We all know that there are seven musical notes: Do – Re – Mi – Fa – Sol – La – Si.

The strings on the guitar are instead only six. Because ?

Each guitar string can generate multiple notes, starting with the sound in which the string is tuned through the tuning.
Then, by pressing the various keys, you can obtain all the notes starting from the initial one, following the correct sequence.

It is essential to remember that the numbering starts from the bottom, since the lowest and thinnest string is always the first.
The hardest thing to remember is the fact that the numbering starts from the bottom and not from the top.
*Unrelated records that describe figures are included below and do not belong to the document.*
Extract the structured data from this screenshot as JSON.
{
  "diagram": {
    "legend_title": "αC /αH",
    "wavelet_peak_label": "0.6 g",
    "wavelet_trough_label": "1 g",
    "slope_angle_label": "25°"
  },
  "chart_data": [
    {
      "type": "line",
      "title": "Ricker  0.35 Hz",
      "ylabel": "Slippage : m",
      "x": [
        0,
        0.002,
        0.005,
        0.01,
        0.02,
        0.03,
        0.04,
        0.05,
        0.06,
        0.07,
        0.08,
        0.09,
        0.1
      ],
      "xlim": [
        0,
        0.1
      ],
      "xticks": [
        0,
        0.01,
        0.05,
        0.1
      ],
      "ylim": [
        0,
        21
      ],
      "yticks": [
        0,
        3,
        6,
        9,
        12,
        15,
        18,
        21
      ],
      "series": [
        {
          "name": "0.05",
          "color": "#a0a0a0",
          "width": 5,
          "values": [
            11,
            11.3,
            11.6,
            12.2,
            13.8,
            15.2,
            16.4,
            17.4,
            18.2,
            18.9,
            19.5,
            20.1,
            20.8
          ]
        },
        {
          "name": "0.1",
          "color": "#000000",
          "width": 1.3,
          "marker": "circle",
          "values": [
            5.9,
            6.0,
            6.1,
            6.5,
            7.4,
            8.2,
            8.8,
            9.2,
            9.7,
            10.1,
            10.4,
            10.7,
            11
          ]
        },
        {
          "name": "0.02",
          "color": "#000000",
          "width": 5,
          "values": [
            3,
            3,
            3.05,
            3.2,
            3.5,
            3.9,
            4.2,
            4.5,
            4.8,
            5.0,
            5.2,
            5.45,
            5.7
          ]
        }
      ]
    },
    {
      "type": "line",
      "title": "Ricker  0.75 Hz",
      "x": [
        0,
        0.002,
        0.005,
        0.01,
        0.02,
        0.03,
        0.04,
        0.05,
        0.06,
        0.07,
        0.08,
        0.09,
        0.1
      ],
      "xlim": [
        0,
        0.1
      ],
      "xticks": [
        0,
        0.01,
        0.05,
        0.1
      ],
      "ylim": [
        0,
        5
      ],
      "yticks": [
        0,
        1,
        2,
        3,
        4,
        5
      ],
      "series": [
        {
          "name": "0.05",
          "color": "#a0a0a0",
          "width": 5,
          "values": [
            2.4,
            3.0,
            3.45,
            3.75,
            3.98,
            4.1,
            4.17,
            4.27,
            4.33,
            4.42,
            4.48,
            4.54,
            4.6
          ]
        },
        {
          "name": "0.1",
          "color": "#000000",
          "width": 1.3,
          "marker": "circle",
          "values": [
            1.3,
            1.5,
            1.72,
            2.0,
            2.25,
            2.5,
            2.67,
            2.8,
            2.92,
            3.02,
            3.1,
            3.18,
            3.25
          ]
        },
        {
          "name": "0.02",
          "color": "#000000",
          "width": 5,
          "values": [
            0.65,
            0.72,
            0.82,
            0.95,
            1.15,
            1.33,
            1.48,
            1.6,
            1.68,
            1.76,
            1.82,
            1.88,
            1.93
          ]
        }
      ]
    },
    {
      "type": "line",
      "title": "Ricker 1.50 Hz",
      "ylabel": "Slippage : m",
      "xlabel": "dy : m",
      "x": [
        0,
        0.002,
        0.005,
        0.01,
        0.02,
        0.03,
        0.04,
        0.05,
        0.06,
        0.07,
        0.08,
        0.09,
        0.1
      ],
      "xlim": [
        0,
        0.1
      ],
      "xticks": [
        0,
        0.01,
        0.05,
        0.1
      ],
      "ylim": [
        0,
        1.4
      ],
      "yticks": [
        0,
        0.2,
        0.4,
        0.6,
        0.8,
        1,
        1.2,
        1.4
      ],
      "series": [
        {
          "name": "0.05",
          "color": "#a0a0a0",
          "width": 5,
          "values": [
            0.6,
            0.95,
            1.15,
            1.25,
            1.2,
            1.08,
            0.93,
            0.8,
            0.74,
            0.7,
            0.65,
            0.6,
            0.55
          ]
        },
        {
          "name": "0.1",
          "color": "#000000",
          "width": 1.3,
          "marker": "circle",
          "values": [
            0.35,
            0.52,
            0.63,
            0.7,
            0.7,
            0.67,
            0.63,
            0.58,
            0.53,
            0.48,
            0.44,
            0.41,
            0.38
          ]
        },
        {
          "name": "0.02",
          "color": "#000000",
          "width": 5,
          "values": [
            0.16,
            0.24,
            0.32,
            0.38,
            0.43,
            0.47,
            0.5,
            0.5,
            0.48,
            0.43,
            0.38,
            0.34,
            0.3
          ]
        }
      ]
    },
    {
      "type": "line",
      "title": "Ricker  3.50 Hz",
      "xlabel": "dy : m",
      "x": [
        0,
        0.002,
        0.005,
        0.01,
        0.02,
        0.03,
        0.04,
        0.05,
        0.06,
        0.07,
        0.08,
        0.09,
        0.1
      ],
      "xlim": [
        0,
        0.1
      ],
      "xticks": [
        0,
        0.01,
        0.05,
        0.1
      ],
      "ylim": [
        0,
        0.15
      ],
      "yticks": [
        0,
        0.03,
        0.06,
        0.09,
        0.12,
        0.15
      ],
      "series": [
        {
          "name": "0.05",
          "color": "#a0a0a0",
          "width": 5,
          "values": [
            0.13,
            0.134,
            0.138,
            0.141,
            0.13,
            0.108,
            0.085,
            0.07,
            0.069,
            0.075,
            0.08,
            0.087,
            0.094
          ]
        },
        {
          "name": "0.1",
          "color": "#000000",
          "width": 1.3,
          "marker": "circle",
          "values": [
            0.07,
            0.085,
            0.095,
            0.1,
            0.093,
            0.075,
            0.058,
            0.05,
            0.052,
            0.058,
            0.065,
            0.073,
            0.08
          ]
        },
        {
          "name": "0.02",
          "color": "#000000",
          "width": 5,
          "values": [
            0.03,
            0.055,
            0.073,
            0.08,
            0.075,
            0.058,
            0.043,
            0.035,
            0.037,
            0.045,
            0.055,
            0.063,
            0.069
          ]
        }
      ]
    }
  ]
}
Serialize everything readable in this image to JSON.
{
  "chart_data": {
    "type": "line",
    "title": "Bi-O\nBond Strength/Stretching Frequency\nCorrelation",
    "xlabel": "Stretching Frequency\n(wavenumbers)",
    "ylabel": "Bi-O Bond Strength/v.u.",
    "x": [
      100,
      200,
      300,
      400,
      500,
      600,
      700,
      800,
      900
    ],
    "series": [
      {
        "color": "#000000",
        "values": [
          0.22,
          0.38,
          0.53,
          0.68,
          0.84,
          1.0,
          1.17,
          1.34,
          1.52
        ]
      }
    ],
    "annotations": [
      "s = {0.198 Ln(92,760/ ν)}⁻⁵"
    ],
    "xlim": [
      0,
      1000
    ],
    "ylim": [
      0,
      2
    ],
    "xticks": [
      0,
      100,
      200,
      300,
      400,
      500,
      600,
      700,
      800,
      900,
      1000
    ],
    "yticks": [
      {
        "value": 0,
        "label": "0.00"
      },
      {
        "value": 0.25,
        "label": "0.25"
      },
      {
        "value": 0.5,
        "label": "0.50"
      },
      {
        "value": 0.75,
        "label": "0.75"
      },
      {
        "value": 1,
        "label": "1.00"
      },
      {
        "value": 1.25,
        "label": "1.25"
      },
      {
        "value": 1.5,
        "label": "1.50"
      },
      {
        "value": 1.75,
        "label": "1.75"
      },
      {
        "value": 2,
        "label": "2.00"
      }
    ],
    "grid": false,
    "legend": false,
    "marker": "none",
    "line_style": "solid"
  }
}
Starting with the thinnest, or 1st string, the order would be E-B-G-D-A-E:

1 string: E – “high E string” (italian: ‘Mi cantino’)
2 string: B – (italian: SI)
3 string: G – (italian: SOL)
4 string: D – (italian: RE)
5 string: A – (italian: LA)
6 string: E ​​- “low E string” (italian: MI)

The thickest string is called the 6th string.
In standard guitar tuning, this is tuned to E and is often referred to as the “low E string” meaning the lowest note you can play.
Then moving down the fretboard, the 5th string (the A string) is tuned to A, the 4th string (D string) is tuned to D, the 3rd string (G string) is tuned to G, the 2nd string (B string) is tuned to B and the 1st string (“high E string”) is tuned to E.

The E – “high E string” and the E ​​- “low E string” are two identical notes but of two different octaves: the E – “high E string” is found on the finest string and produces the highest sound; the other ‘E’ is instead often referred to as “low E string”.


The strings in a guitar are very important and, periodically, they must be replaced: it is not enough to have a quality instrument and good amplifiers but it is necessary to pay attention to the quality of the material and of the ‘gauge’.

When we talk about ‘gauge’ we refer to the thickness of the string, usually measured in inches.
The gauge of the strings ranges from a thickness of 0.08 to a maximum of 0.60 for the last string.

The strings for classical guitar

Classical guitars use nylon strings only and it is very important to choose a certain tension, as it determines the type of sound.
The most common voltages are: low / light, moderate medium and hard / high.

Among the best known and highest quality brands of classical guitar strings are: D’Addario, Savarez, Martin, and Ernie Ball.